My frustrations with my Visual Literacy class came to the surface last Tuesday.
1. I learnt at least 80% of the same things being taught in this class four to five years ago in my Interior Design classes.
2. I’m not a fan of Google SketchUp.
Why do these things bother me? So far I’ve felt a bit like I’m wasting my time listening to things I already know. I feel like my time right now could be better spent concentrating on my Historical Methods class; improving my research and writing abilities so that I can get as high a mark as possible. And yet, while I may be frustrated, a lot of the content has been a nice review. The fact that it IS a review makes me feel better about tests in this class. I already know the basics about time periods when it comes to art. So when he asks what Impressionism is, or when the Baroque period was, or how cubism affected Art Deco, I will be able to answer confidently that:
- Impressionism was developed in the 1860s most notably by Monet (one of my favourites), who brought out a new way of painting landscapes and everyday scenes by painting outdoors, and that it was a period where there was a greater awareness of light and colour, and where brushwork was rapid and broken. I’ve always loved Monet’s paintings of water lilies (who doesn’t?)

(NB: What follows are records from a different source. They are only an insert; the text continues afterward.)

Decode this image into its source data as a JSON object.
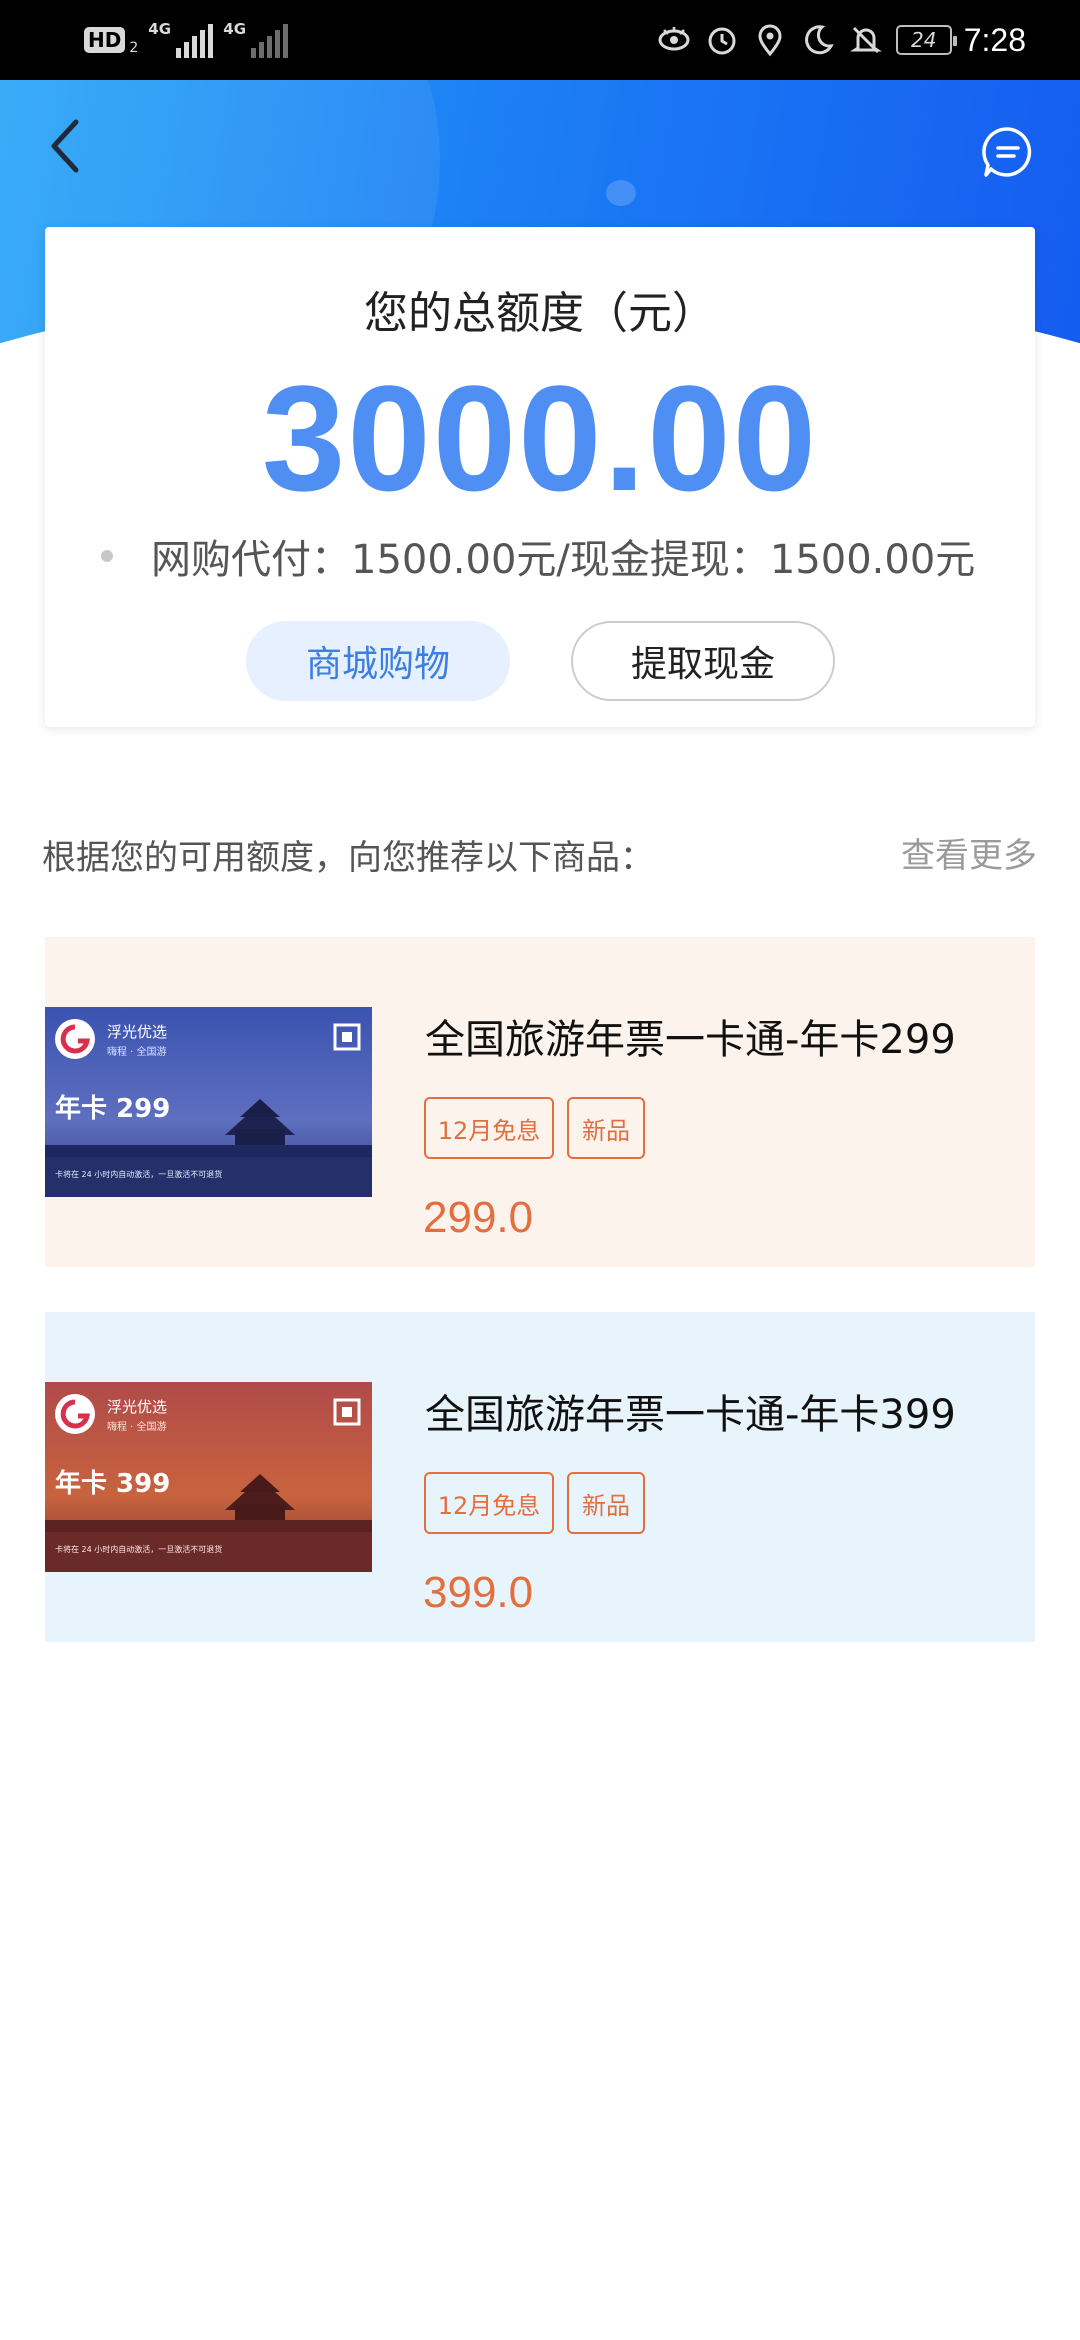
{
  "status_bar": {
    "hd_label": "HD",
    "hd_sub": "2",
    "net1": "4G",
    "net2": "4G",
    "battery": "24",
    "time": "7:28",
    "icons": [
      "eye-icon",
      "alarm-icon",
      "location-icon",
      "moon-icon",
      "bell-off-icon"
    ]
  },
  "header": {
    "back_icon": "chevron-left-icon",
    "message_icon": "message-icon"
  },
  "credit": {
    "title": "您的总额度（元）",
    "amount": "3000.00",
    "detail": "网购代付：1500.00元/现金提现：1500.00元",
    "shop_button": "商城购物",
    "cash_button": "提取现金"
  },
  "recommend": {
    "title": "根据您的可用额度，向您推荐以下商品：",
    "more": "查看更多"
  },
  "products": [
    {
      "name": "全国旅游年票一卡通-年卡299",
      "tags": [
        "12月免息",
        "新品"
      ],
      "price": "299.0",
      "card": {
        "brand": "浮光优选",
        "sub": "嗨程 · 全国游",
        "label": "年卡 299",
        "note": "卡将在 24 小时内自动激活，一旦激活不可退货"
      }
    },
    {
      "name": "全国旅游年票一卡通-年卡399",
      "tags": [
        "12月免息",
        "新品"
      ],
      "price": "399.0",
      "card": {
        "brand": "浮光优选",
        "sub": "嗨程 · 全国游",
        "label": "年卡 399",
        "note": "卡将在 24 小时内自动激活，一旦激活不可退货"
      }
    }
  ],
  "colors": {
    "accent_blue": "#4f8ff3",
    "price_orange": "#e36f3f",
    "product1_bg": "#fcf4ec",
    "product2_bg": "#e8f4fc"
  }
}
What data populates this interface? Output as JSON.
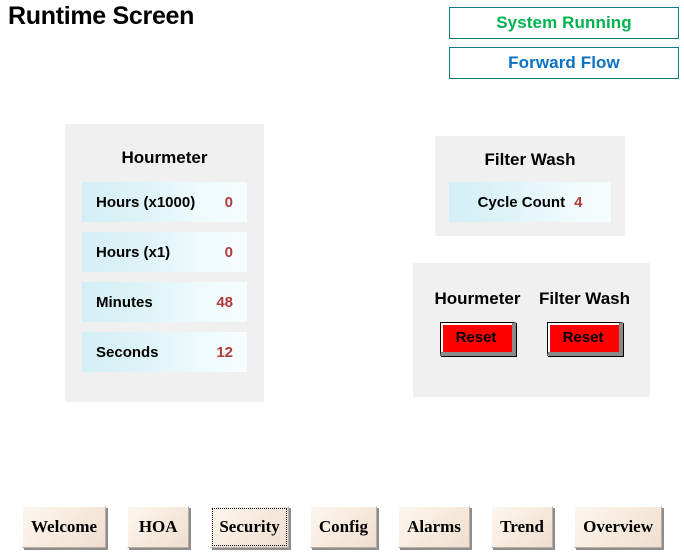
{
  "page": {
    "title": "Runtime Screen"
  },
  "status": {
    "items": [
      {
        "label": "System Running",
        "color": "#00b34f",
        "border": "#117b86"
      },
      {
        "label": "Forward Flow",
        "color": "#0a72c4",
        "border": "#117b86"
      }
    ]
  },
  "hourmeter": {
    "title": "Hourmeter",
    "rows": [
      {
        "label": "Hours (x1000)",
        "value": "0"
      },
      {
        "label": "Hours (x1)",
        "value": "0"
      },
      {
        "label": "Minutes",
        "value": "48"
      },
      {
        "label": "Seconds",
        "value": "12"
      }
    ]
  },
  "filter_wash": {
    "title": "Filter Wash",
    "rows": [
      {
        "label": "Cycle Count",
        "value": "4"
      }
    ]
  },
  "reset_section": {
    "groups": [
      {
        "caption": "Hourmeter",
        "button_label": "Reset"
      },
      {
        "caption": "Filter Wash",
        "button_label": "Reset"
      }
    ]
  },
  "nav": {
    "tabs": [
      {
        "label": "Welcome",
        "selected": false
      },
      {
        "label": "HOA",
        "selected": false
      },
      {
        "label": "Security",
        "selected": true
      },
      {
        "label": "Config",
        "selected": false
      },
      {
        "label": "Alarms",
        "selected": false
      },
      {
        "label": "Trend",
        "selected": false
      },
      {
        "label": "Overview",
        "selected": false
      }
    ]
  },
  "colors": {
    "value_red": "#b23b3b",
    "button_red": "#ff0000",
    "panel_gray": "#f0f0f0",
    "row_cyan": "#d3eff5",
    "status_green": "#00b34f",
    "status_blue": "#0a72c4",
    "status_border": "#117b86"
  }
}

- The Baroque period began in the late 16th century, around the end of the Renaissance. (Highly emotional; Rome; sculpture and architecture; sepia tones, nudes (both colour and subject))

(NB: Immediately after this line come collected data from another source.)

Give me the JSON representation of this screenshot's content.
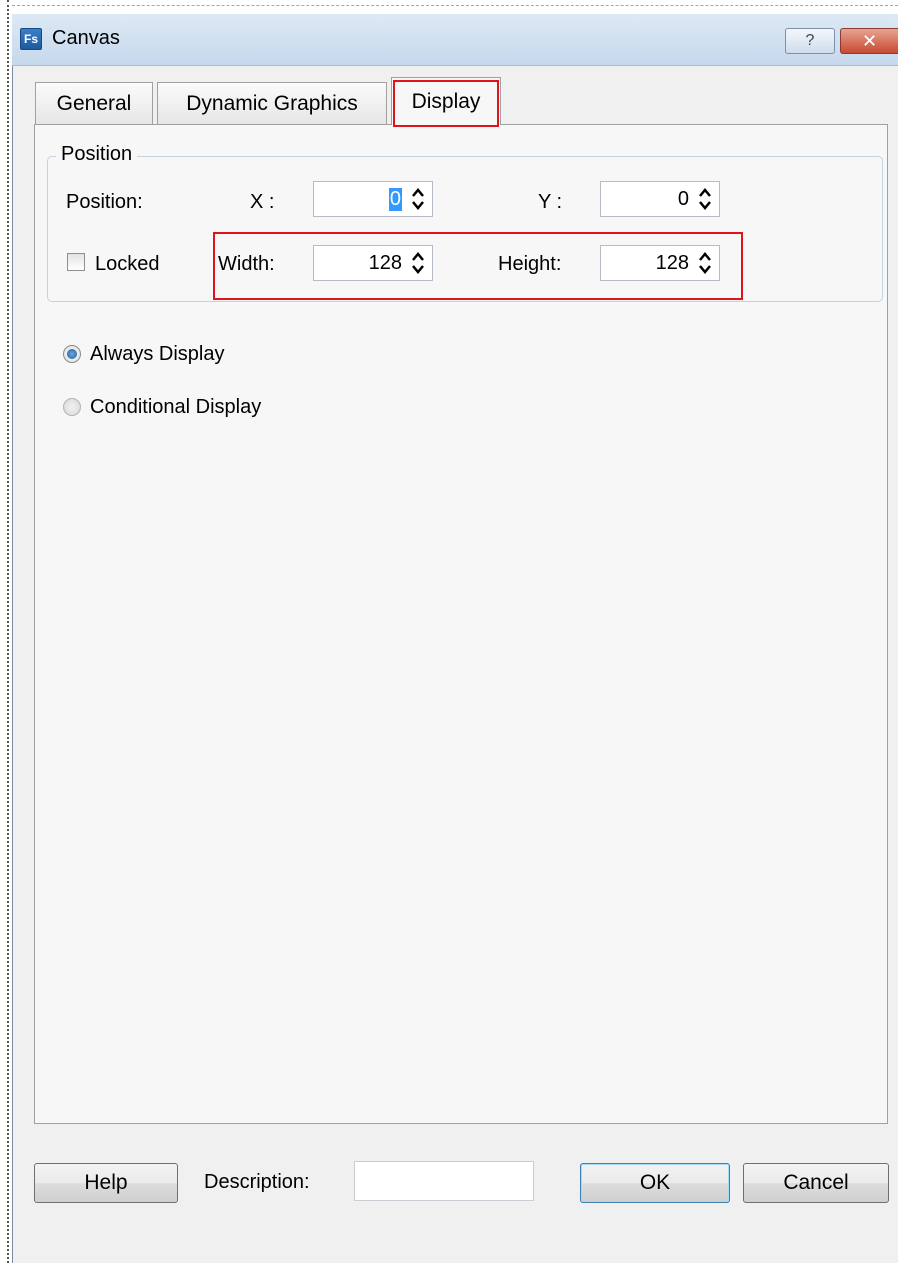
{
  "window": {
    "title": "Canvas",
    "app_icon_text": "Fs",
    "help_caption": "?",
    "close_caption": "✕"
  },
  "tabs": [
    {
      "label": "General",
      "active": false
    },
    {
      "label": "Dynamic Graphics",
      "active": false
    },
    {
      "label": "Display",
      "active": true
    }
  ],
  "position_group": {
    "title": "Position",
    "position_label": "Position:",
    "x_label": "X :",
    "x_value": "0",
    "y_label": "Y :",
    "y_value": "0",
    "locked_label": "Locked",
    "locked_checked": false,
    "width_label": "Width:",
    "width_value": "128",
    "height_label": "Height:",
    "height_value": "128"
  },
  "display_mode": {
    "always": {
      "label": "Always Display",
      "selected": true
    },
    "conditional": {
      "label": "Conditional Display",
      "selected": false
    }
  },
  "footer": {
    "help_label": "Help",
    "description_label": "Description:",
    "description_value": "",
    "ok_label": "OK",
    "cancel_label": "Cancel"
  },
  "colors": {
    "highlight_border": "#e0121b",
    "selection": "#3399ff"
  }
}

- Cubism gave Art Deco a more fragmented, geometric character. When I think of Art Deco I think of the roaring 20’s, and all of the colour and flapper styles worn during that time. A great example of Art Deco: The spire of the Chrysler Building in New York City.
There have been some new topics of course, such as “Thucydides’ History of the Peloponnesian War” and the concept of Empiricism, and it has been especially interesting to learn about different people. I’ve never heard of certain people, such as Albrecht Durer, Johannes Gutenberg, and Voltaire to name a few (and now I feel like I should’ve known about them all this time).
While my past design education included the study architectural time periods, it did not focus on art history at all, so the lectures have been interesting when they touch more on art history as opposed to architectural history.
Secondly, at the beginning of today’s lecture, my professor mentioned a small project that was to be done in SketchUp. Now if you don’t know what SketchUp is, it is a low-grade former Google 3D modelling program (even Google didn’t like it enough to keep it! Doesn’t that tell you something?) that is super frustrating to manipulate. I first started using SketchUp six years ago. It was introduced to me in Interior Design school for obvious reasons, but the kicker is that it was introduced AFTER they introduced us to AutoCAD (which is a 2D modelling program) you will know how much easier it is to manipulate shapes (maybe not quite in 3D, but just in general) in AutoCAD. THEN, to top it all off, we were introduced to Revit. Revit is, in basic terms, a way to take AutoCAD from 2D to 3D. It is SO much easier than SketchUp, almost ridiculously so. Many of my former classmates use SketchUp in their jobs now and I just don’t understand it. Is it me? Am I just not “getting” SketchUp? Or are the others just not “getting” Revit? It’s hard to say. Their SketchUp drawings always look fabulous, whereas I open SketchUp, start drawing, get so frustrated I want to throw my computer across the room, open Revit, and complete the drawing in at least half the time it would’ve taken me in SketchUp. My professor made a good point though, SketchUp is quick and “easy” for impromptu meetings and presentations. Apparently my professor will be assigning the SketchUp project in the coming weeks, so I’m sure I’ll be venting my frustrations in the coming weeks.
I’m not saying SketchUp is a bad program, nor am I saying that I’m above the course in any way, I’m just frustrated with the content at the moment because I’ve heard a lot of it before. I get the impression that my classmates haven’t heard or used a lot of it though so it’ll be interesting to see how everyone does. We’ve already gone from 31 students to 26, so we’ll see if that number fluctuates any further.
All in all, at the end of the day, the Visual Literacy credit will look good on my transcript so I will stick it out and give it 120% as it’s a recommended (but not mandatory) pre-requisite to environmental design courses. If I want to upgrade my advanced diploma to the degree I’ll just have to suck it up!